__device__ function clarifications

Hi I have some questions regarding device functions, mostly about the style of argument/result passing between the caller and callee.

  1. Is it safe to pass a pointer of local variable as a function argument? Local variables in the kernel are mapped to registers, so the idea of taking a pointer

of register bothers me.

  1. The device functions are always inlined. So if I am trying to pass a struct as an input argument, I don’t have to pass the pointer of it to reduce the overhead, right?

  2. Likewise, due to inlining, Passing a result pointer to return a complex return data doesn’t really improve anything, right? For example


struct bigstruct {


device bigstruct foo1 () {

bigstruct ret;

… populate ret …

return ret;


device void foo2(bigstruct* ret_p) {

… populate *ret_p …



foo2 and foo1 are not really different in the overhead-wise, right?

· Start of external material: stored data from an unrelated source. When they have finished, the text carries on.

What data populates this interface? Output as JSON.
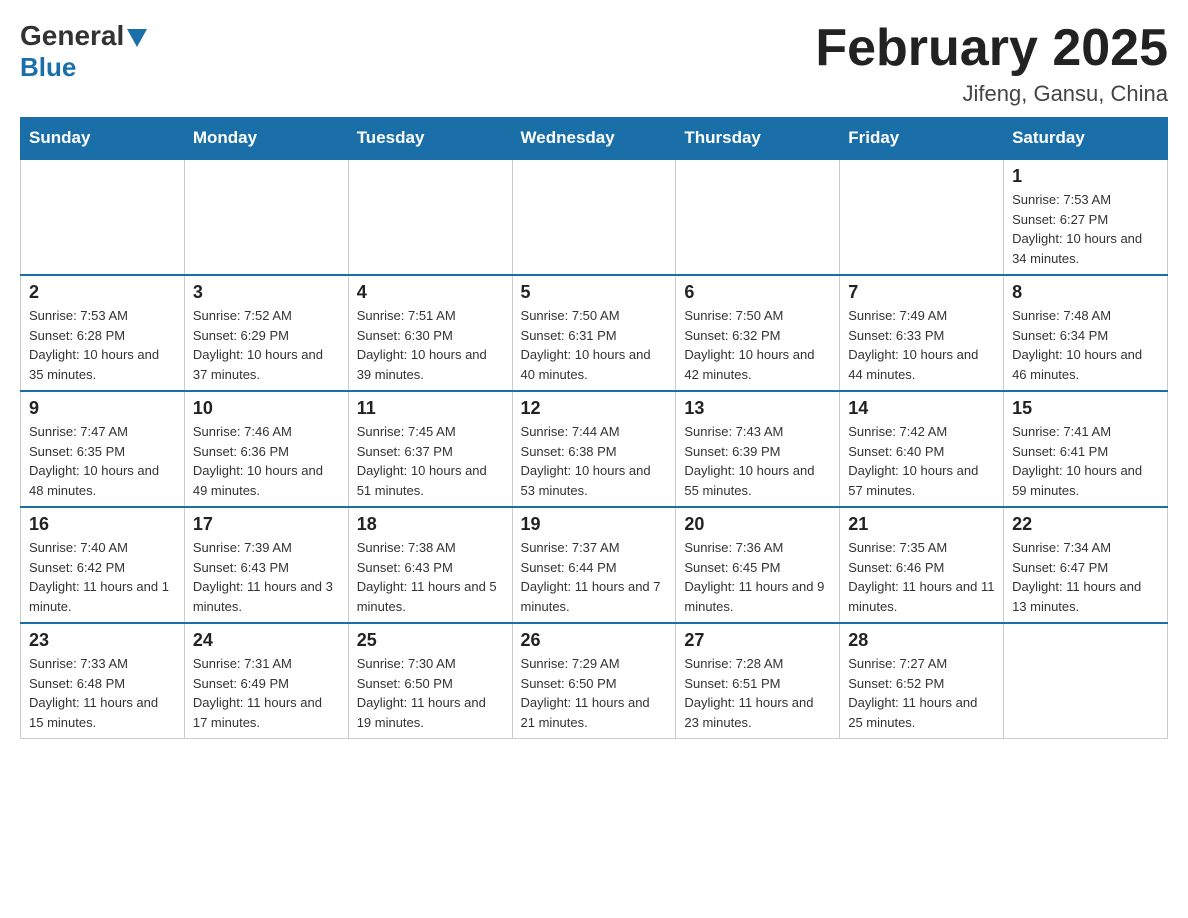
{
  "logo": {
    "general": "General",
    "blue": "Blue"
  },
  "header": {
    "title": "February 2025",
    "location": "Jifeng, Gansu, China"
  },
  "days_of_week": [
    "Sunday",
    "Monday",
    "Tuesday",
    "Wednesday",
    "Thursday",
    "Friday",
    "Saturday"
  ],
  "weeks": [
    {
      "days": [
        {
          "number": "",
          "info": "",
          "empty": true
        },
        {
          "number": "",
          "info": "",
          "empty": true
        },
        {
          "number": "",
          "info": "",
          "empty": true
        },
        {
          "number": "",
          "info": "",
          "empty": true
        },
        {
          "number": "",
          "info": "",
          "empty": true
        },
        {
          "number": "",
          "info": "",
          "empty": true
        },
        {
          "number": "1",
          "info": "Sunrise: 7:53 AM\nSunset: 6:27 PM\nDaylight: 10 hours and 34 minutes."
        }
      ]
    },
    {
      "days": [
        {
          "number": "2",
          "info": "Sunrise: 7:53 AM\nSunset: 6:28 PM\nDaylight: 10 hours and 35 minutes."
        },
        {
          "number": "3",
          "info": "Sunrise: 7:52 AM\nSunset: 6:29 PM\nDaylight: 10 hours and 37 minutes."
        },
        {
          "number": "4",
          "info": "Sunrise: 7:51 AM\nSunset: 6:30 PM\nDaylight: 10 hours and 39 minutes."
        },
        {
          "number": "5",
          "info": "Sunrise: 7:50 AM\nSunset: 6:31 PM\nDaylight: 10 hours and 40 minutes."
        },
        {
          "number": "6",
          "info": "Sunrise: 7:50 AM\nSunset: 6:32 PM\nDaylight: 10 hours and 42 minutes."
        },
        {
          "number": "7",
          "info": "Sunrise: 7:49 AM\nSunset: 6:33 PM\nDaylight: 10 hours and 44 minutes."
        },
        {
          "number": "8",
          "info": "Sunrise: 7:48 AM\nSunset: 6:34 PM\nDaylight: 10 hours and 46 minutes."
        }
      ]
    },
    {
      "days": [
        {
          "number": "9",
          "info": "Sunrise: 7:47 AM\nSunset: 6:35 PM\nDaylight: 10 hours and 48 minutes."
        },
        {
          "number": "10",
          "info": "Sunrise: 7:46 AM\nSunset: 6:36 PM\nDaylight: 10 hours and 49 minutes."
        },
        {
          "number": "11",
          "info": "Sunrise: 7:45 AM\nSunset: 6:37 PM\nDaylight: 10 hours and 51 minutes."
        },
        {
          "number": "12",
          "info": "Sunrise: 7:44 AM\nSunset: 6:38 PM\nDaylight: 10 hours and 53 minutes."
        },
        {
          "number": "13",
          "info": "Sunrise: 7:43 AM\nSunset: 6:39 PM\nDaylight: 10 hours and 55 minutes."
        },
        {
          "number": "14",
          "info": "Sunrise: 7:42 AM\nSunset: 6:40 PM\nDaylight: 10 hours and 57 minutes."
        },
        {
          "number": "15",
          "info": "Sunrise: 7:41 AM\nSunset: 6:41 PM\nDaylight: 10 hours and 59 minutes."
        }
      ]
    },
    {
      "days": [
        {
          "number": "16",
          "info": "Sunrise: 7:40 AM\nSunset: 6:42 PM\nDaylight: 11 hours and 1 minute."
        },
        {
          "number": "17",
          "info": "Sunrise: 7:39 AM\nSunset: 6:43 PM\nDaylight: 11 hours and 3 minutes."
        },
        {
          "number": "18",
          "info": "Sunrise: 7:38 AM\nSunset: 6:43 PM\nDaylight: 11 hours and 5 minutes."
        },
        {
          "number": "19",
          "info": "Sunrise: 7:37 AM\nSunset: 6:44 PM\nDaylight: 11 hours and 7 minutes."
        },
        {
          "number": "20",
          "info": "Sunrise: 7:36 AM\nSunset: 6:45 PM\nDaylight: 11 hours and 9 minutes."
        },
        {
          "number": "21",
          "info": "Sunrise: 7:35 AM\nSunset: 6:46 PM\nDaylight: 11 hours and 11 minutes."
        },
        {
          "number": "22",
          "info": "Sunrise: 7:34 AM\nSunset: 6:47 PM\nDaylight: 11 hours and 13 minutes."
        }
      ]
    },
    {
      "days": [
        {
          "number": "23",
          "info": "Sunrise: 7:33 AM\nSunset: 6:48 PM\nDaylight: 11 hours and 15 minutes."
        },
        {
          "number": "24",
          "info": "Sunrise: 7:31 AM\nSunset: 6:49 PM\nDaylight: 11 hours and 17 minutes."
        },
        {
          "number": "25",
          "info": "Sunrise: 7:30 AM\nSunset: 6:50 PM\nDaylight: 11 hours and 19 minutes."
        },
        {
          "number": "26",
          "info": "Sunrise: 7:29 AM\nSunset: 6:50 PM\nDaylight: 11 hours and 21 minutes."
        },
        {
          "number": "27",
          "info": "Sunrise: 7:28 AM\nSunset: 6:51 PM\nDaylight: 11 hours and 23 minutes."
        },
        {
          "number": "28",
          "info": "Sunrise: 7:27 AM\nSunset: 6:52 PM\nDaylight: 11 hours and 25 minutes."
        },
        {
          "number": "",
          "info": "",
          "empty": true
        }
      ]
    }
  ]
}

  1. Is reference(&) allowed for the kernel code? like this…


device void foo3(bigstruct &ret) {

… populate ret …



It’s confusing what is supported and what isn’t supported in the device code. Kind of hard to draw a hard line between C and C++…

  1. I consulted the “programming guide” and “reference manual”. Are there any other documentation that I can read? Very little information is in the programming guide.

Taking the address of a register will lead to erroneous behavior. At least the last forum post on the topic had a program that compiled fine but ran incorrectly, so presumably the compiler doesn’t catch this problem…




Well, there is a wealth of information in the programming guide. 90% of all questions on this form could be solved simply if people read it before posting. Your question isn’t one of those, though: for whatever reason, NVIDIA has chosen not to document what C/C++ features are allowed in kernels and what are not.

FYI, here are a few more undocumented features:

templated kernel code works very well, though it is technically unsupported as far as I know.

simple classes with device member functions also work if you are very careful in how you write them (i.e. only simple data members, all members inlined, no requirement for dynamic memory, no polymorphism and a few other gotchas I can’t think of at the moment)

Thanks for the answer.

Could you provide the link to the post? It’s hard to find anything in this forum. Turn off that buggy flood-control NVIDIA!

Taking a pointer and dereferencing it is a fundamental C feature that I should not worry about… it’s disappointing. what should I expect to work. :">

I don’t know how a compiler inlines a function, but as I don’t do any pointer arithmetic, it should be able to figure out and eliminates & and * s and substitute them with regular variable…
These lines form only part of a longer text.